Scott Thuman: Do you ever see yourself at a bargaining table with President Trump or his administration?
Nabil Shaath: Alone?
Scott Thuman: Sure.
Nabil Shaath: No, no I don't think so, but with him together with four, five other leaders, why not? Why not accept the fact that the world is moving towards this multi-polar world? Why doesn't he accept the fact that he is not anymore the owner of the universe?
We went to Tel Aviv to meet another former foreign minister, this time for Israel. Tzipi Livni told us the Palestinians can choose to respond with violence or negotiation, it's up to them.
Tzipi Livni: What I said to the Palestinians is the following: "maybe, or I'm sure you didn't like this declaration, and maybe you have different expectations, but those believing in peace, those who want really to create a Palestinian state, it's time to negotiate.
Scott Thuman: But that's what we're hearing from some on the Palestinian side. They say in fact, this damages peace negotiations.
Tzipi Livni: It's their decision. The declaration itself shouldn't and doesn't damage peace negotiations. As long as the Palestinians, instead of focusing on the declaration, would focus on how to re-launch peace negotiations. And there is no excuse for terror, there is no excuse for violence.
On the streets of Bethlehem, another Palestinian run city that's surrounded by Israel's security barrier, the sentiment can be even less friendly, this man says, with reason.
Man: Made in the U.S., dangerous, do not shoot directly into person because it's dangerous to shoot directly at the person. And here, Jamestown, Pennsylvania.
Scott Thuman: When you see those tear gas canisters you just pointed out and it was made in America: How does that make you feel about America?
Man: About the government: bad feeling, but about the people, we have a lot of people, I have thousands and thousands of friends.
Scott Thuman: So you are making the distinction, you like American people, you just don't like the American government?
Man: Exactly, for sure, because the people in America, very many are nice people, good people.
White House officials who explained the president's decision to move the embassy and declare Jerusalem Israel's capital, was a way to convince Israel it, in turn, must make concessions in the peace negotiations. Palestinian leaders called those negotiations dead. As a result, President Trump threatened to cut-off some U.S. funding to the Palestinian authority.
Woman: We were feeling that it's getting actually close to peace, but unfortunately things are getting worse. They're getting worse. And that's sad. The clashes are getting on. And our life, our lifestyle, became actually very very hard now.
Scott Thuman: And the peace process?
Woman: What peace are you talking about?
Scott Thuman: No chance now?
Her: I doubt it. As an American citizen & Palestinian, I doubt it.

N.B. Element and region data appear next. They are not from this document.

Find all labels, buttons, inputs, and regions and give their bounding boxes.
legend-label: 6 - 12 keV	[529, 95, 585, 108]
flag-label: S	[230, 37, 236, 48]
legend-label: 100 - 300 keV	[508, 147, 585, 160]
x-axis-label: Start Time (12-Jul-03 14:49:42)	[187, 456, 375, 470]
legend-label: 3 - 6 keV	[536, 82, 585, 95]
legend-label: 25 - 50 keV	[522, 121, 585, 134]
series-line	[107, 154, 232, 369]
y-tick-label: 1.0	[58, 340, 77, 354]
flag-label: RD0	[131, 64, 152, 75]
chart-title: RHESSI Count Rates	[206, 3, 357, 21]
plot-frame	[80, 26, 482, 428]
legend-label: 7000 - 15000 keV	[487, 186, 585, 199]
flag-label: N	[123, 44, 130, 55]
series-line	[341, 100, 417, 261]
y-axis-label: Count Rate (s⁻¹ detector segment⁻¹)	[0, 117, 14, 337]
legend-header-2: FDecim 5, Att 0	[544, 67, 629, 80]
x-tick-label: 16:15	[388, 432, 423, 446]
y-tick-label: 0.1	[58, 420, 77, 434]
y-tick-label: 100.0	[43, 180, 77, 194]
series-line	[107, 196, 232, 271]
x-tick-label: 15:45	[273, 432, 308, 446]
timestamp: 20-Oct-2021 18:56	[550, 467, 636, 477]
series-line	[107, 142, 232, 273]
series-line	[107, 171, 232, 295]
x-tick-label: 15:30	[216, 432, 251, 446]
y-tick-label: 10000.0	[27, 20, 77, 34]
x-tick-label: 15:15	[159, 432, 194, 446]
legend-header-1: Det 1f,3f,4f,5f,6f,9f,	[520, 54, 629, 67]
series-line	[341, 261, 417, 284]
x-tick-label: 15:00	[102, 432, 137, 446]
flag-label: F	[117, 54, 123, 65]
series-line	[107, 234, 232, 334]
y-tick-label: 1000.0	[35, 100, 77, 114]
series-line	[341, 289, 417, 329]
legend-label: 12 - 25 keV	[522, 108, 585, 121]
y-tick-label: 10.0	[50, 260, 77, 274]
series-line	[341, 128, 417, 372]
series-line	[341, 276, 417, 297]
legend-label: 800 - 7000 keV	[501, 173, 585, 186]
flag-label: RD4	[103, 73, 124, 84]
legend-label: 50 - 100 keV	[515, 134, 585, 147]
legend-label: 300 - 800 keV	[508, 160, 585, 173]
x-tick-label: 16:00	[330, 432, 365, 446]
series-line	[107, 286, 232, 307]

There's been no official announcement from the White House about pulling funding for the Palestinian government. As for the peace process, Nabil Shaath -the senior foreign policy aide for the Palestinian Authority President who you saw in our report- shortly after our interview, he flew to Moscow to meet the Russian foreign minister. Meanwhile, another Palestinian delegation went to China. The purpose of both trips: finding a new intermediary, a new mediator, in the peace process to replace the United States.